We next characterized the immune response induced by nasal drops of non-adjuvanted IPRF compared to i.m. injection and found that both administrations induced robust RBD-specific IgG response (Supplementary Fig. S4a). However, only i.n. administration induced a robust RBD-specific IgA antibody response, but not in the i.m. injection group (Fig. 1d). Meanwhile, pseudoviruses were used to evaluate the neutralization titer. There was no significant difference between the viral neutralization titers of sera from mice vaccinated via either IPRF i.m. or i.n. administration (Supplementary Fig. S4b). It is crucial that i.n. drops can induce neutralizing antibodies in the nasal mucosa, while i.m. administration cannot (Fig. 1e). Most impressively, sera from i.n. non-adjuvanted two-dose V-01 vaccinations maintained as strong viral neutralization titers as i.m vaccine against the Omicron pseudovirus (Fig. 1f and Supplementary Fig. S5a). To further compare the anti-viral immunity in the upper respiratory tract induced by i.m. vs i.n. administration, three treatment groups of ACE2 mice (i.m., i.n. vaccination, or PBS) were challenged with authentic SARS-CoV-2 on day 84 after the initial immunization (Supplementary Fig. S6a). We found that on the third day after the viral challenge, the viral load in the lungs decreased significantly in all groups (Supplementary Fig. S6b). Intriguingly, the viral load was not detectable in the nasal mucosa of i.n. vaccinated mice but remained at high levels in the control and i.m. injection groups (Fig. 1g). This result further supports our hypothesis that the nasal route can generate better protection. Indeed, nasal drop vaccination achieves adequate protection, eliminating the virus in the upper respiratory tract and preventing viral spreading in the early stage of infection. Furthermore, an i.m. vaccine may confer relatively weak protection against viral infection in the upper respiratory tract. In the clinic, nasal drops may be a convenient and efficient route of mucosa vaccination, and nasal spray or atomization inhalation should be evaluated for immunization efficiency in future preclinical and clinical trials.

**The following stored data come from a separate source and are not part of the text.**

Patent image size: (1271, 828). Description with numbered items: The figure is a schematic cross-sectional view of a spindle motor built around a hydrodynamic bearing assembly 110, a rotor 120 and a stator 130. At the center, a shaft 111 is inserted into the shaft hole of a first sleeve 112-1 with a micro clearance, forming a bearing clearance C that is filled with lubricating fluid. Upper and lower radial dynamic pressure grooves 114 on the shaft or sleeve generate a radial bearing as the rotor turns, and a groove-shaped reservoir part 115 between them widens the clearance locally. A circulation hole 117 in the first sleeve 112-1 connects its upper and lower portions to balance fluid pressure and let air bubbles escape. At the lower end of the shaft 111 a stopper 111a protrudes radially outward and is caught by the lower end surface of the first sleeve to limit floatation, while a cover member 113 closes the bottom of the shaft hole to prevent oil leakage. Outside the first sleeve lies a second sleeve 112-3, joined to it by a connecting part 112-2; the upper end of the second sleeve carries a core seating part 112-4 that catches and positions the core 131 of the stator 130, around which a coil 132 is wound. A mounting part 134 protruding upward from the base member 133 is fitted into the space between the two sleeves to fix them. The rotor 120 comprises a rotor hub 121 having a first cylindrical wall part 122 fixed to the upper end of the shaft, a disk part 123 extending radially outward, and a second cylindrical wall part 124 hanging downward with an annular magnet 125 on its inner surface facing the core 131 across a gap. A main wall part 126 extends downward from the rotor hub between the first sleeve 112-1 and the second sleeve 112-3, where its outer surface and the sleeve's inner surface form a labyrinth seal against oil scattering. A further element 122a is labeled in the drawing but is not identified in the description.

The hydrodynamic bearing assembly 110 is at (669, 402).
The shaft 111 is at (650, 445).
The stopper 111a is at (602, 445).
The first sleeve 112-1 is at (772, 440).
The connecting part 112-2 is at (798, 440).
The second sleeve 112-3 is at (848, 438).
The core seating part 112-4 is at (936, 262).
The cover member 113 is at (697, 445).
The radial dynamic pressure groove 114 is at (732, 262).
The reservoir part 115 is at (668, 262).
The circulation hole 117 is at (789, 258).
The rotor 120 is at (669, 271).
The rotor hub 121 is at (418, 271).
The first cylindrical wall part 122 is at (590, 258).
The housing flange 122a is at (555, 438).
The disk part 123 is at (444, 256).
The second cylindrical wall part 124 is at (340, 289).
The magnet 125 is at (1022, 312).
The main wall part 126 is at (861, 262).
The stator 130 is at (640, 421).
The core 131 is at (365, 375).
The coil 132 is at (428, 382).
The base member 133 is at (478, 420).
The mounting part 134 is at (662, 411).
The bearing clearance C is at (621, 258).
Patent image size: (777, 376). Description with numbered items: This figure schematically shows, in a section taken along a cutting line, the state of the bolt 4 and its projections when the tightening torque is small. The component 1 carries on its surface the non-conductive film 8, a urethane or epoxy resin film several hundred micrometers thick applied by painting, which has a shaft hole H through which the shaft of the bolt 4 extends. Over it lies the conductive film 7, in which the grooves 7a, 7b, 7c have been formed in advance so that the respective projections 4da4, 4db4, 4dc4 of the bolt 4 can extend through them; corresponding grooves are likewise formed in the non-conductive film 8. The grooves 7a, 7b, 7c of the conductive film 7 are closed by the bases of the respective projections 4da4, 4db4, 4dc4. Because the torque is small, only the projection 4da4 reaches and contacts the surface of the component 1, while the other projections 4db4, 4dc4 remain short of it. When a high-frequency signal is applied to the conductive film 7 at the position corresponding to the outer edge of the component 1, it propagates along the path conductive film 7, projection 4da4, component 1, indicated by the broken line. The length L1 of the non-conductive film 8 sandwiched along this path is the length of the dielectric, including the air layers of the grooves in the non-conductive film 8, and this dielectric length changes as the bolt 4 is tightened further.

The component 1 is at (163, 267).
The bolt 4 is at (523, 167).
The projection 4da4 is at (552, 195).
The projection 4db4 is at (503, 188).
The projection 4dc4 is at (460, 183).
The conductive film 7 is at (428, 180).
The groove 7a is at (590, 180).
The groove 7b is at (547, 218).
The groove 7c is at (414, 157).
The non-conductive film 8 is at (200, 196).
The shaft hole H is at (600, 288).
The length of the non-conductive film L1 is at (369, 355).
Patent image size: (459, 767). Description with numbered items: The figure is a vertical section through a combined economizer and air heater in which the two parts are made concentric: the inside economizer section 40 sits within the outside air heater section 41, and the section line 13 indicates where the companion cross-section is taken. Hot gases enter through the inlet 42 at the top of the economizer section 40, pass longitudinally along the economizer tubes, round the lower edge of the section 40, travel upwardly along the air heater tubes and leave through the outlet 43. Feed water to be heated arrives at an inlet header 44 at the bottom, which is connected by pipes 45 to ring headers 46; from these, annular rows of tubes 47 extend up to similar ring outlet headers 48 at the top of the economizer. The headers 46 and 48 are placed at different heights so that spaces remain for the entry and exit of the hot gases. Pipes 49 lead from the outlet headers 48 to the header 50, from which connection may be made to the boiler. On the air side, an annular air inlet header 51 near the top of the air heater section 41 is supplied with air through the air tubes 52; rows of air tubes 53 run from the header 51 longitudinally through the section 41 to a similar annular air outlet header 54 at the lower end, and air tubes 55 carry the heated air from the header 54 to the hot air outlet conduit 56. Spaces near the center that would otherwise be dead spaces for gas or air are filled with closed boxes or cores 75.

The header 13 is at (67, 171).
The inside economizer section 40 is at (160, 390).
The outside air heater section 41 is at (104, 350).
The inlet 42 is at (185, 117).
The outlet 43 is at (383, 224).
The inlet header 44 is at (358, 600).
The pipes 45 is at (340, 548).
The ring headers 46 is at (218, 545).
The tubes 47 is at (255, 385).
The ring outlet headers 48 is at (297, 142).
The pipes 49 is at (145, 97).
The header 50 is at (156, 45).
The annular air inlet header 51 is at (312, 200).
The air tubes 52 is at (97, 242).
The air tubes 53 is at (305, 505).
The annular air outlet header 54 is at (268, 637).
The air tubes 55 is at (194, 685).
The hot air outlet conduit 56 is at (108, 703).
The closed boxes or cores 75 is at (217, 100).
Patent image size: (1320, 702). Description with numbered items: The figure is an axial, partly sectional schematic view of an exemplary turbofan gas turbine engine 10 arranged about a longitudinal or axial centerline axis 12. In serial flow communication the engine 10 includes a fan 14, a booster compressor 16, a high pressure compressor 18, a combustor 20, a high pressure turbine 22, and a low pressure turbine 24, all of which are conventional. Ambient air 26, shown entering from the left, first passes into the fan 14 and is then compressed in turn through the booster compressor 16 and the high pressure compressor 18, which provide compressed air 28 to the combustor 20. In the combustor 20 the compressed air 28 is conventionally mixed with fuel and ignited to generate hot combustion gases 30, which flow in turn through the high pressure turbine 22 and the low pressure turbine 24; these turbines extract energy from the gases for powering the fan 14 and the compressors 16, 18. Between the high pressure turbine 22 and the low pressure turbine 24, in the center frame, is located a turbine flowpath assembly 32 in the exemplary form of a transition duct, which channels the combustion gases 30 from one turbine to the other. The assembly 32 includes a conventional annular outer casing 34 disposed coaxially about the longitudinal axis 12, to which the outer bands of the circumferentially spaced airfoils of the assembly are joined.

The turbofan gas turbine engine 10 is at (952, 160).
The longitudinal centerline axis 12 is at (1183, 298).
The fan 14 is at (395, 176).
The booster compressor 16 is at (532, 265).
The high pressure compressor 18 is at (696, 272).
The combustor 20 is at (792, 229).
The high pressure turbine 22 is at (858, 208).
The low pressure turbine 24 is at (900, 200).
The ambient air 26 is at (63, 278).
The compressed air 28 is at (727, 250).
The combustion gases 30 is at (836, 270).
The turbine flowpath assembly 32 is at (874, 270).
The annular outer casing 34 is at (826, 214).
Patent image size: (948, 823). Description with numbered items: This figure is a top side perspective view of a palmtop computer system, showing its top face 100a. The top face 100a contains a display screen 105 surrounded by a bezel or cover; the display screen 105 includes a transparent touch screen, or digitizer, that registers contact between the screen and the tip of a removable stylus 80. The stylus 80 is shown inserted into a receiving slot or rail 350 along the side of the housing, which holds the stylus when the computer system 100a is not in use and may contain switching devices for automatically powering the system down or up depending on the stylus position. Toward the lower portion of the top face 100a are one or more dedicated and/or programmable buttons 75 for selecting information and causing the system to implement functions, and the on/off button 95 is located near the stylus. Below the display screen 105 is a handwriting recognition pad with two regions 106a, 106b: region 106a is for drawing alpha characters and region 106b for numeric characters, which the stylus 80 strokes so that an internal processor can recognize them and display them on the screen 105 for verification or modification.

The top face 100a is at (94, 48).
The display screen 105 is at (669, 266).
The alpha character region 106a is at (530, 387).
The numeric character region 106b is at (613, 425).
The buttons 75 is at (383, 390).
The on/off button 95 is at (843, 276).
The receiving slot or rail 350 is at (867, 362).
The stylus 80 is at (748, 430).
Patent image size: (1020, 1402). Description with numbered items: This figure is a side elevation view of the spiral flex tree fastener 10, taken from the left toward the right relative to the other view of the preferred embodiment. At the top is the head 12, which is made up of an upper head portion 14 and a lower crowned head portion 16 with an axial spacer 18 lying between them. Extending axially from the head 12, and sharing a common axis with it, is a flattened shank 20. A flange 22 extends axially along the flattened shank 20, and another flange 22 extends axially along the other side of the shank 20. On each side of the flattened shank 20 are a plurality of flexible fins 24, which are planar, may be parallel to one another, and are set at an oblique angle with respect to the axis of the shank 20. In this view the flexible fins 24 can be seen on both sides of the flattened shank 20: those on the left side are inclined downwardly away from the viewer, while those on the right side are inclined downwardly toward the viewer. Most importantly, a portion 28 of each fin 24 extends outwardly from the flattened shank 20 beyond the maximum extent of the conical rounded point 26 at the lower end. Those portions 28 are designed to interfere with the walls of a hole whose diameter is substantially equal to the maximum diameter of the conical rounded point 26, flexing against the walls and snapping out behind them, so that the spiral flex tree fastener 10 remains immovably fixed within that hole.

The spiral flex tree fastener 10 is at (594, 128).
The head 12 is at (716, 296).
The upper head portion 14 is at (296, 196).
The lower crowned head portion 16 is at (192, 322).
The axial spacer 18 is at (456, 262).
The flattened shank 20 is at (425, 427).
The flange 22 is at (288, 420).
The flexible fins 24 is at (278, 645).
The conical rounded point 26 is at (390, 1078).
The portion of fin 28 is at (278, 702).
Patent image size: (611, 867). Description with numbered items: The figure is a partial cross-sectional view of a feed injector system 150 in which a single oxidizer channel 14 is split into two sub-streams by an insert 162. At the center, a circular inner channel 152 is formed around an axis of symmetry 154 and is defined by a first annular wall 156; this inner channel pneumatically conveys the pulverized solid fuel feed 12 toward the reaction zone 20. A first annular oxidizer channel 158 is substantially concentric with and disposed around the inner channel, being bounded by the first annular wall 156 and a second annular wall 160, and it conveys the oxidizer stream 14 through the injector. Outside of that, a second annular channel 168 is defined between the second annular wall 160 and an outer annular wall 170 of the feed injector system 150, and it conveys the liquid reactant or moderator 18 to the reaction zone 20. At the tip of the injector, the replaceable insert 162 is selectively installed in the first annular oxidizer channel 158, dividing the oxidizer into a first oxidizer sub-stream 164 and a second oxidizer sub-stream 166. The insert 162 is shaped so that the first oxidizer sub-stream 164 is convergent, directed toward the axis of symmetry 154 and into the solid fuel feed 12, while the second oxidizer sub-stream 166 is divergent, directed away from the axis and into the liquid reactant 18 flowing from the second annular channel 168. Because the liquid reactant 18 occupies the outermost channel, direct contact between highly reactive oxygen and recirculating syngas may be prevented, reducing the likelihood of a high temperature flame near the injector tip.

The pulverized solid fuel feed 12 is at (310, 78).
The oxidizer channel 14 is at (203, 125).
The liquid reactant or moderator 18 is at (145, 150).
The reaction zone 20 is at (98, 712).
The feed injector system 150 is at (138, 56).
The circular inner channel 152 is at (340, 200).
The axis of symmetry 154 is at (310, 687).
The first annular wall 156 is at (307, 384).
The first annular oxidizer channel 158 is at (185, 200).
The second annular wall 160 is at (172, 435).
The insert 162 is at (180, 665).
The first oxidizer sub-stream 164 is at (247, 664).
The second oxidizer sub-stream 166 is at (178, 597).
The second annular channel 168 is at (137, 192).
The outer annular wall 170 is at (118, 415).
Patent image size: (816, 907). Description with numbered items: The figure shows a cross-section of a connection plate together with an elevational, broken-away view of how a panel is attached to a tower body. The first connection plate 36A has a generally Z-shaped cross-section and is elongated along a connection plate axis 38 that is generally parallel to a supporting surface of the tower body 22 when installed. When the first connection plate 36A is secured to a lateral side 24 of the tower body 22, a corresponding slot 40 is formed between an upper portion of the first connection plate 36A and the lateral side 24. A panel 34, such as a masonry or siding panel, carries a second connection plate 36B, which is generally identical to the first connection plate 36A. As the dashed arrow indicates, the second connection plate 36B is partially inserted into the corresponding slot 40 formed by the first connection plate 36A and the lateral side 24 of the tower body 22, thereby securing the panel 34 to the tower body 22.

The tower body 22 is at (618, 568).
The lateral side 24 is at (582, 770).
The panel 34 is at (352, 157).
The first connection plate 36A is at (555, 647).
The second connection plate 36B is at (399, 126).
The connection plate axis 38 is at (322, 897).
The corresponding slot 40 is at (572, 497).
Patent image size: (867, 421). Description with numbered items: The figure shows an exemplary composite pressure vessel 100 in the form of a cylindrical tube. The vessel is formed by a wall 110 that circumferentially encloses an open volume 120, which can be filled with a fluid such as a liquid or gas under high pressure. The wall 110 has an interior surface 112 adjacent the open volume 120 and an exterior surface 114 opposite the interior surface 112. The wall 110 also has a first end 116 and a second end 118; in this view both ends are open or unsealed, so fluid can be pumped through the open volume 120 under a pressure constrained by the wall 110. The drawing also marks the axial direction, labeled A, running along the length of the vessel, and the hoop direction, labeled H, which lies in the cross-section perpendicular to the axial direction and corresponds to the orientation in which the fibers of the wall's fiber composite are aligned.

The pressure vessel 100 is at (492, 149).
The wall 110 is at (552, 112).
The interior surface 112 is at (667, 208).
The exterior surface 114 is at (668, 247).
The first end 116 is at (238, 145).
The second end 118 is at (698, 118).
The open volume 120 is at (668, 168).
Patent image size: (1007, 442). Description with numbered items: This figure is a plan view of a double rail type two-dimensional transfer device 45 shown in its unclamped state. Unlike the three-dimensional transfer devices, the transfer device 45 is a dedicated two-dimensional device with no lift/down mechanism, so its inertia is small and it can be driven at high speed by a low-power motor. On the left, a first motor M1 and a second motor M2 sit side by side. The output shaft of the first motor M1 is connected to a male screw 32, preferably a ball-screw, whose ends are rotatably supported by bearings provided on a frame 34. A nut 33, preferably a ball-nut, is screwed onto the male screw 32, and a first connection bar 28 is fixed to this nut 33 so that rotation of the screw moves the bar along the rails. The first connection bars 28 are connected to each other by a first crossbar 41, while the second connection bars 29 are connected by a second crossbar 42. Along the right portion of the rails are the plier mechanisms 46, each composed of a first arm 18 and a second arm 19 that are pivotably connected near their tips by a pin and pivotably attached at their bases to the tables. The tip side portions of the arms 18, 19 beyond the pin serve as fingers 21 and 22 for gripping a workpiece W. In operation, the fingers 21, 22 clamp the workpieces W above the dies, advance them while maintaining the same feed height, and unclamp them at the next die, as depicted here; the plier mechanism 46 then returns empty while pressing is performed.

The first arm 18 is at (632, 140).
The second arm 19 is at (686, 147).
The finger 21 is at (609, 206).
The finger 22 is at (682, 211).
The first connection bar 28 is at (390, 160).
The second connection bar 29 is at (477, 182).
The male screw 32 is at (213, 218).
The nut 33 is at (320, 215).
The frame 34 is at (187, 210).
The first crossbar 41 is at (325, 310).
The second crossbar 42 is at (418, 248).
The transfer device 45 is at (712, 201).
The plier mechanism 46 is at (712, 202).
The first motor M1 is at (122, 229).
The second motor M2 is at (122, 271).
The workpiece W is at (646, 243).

While protein antigens, such as RBD, fail to induce IgA through i.n. vaccination, our study clearly demonstrates that our RBD fusion-protein (IPRF) nasal drops could induce high titers of RBD-specific IgA in the upper respiratory tract without additional adjuvant. Most importantly, this newly designed nasal drop vaccine can stimulate the production of potent RBD-specific neutralizing antibodies in systemic circulation and in the upper respiratory tract to protect mice from SARS-CoV-2 infection.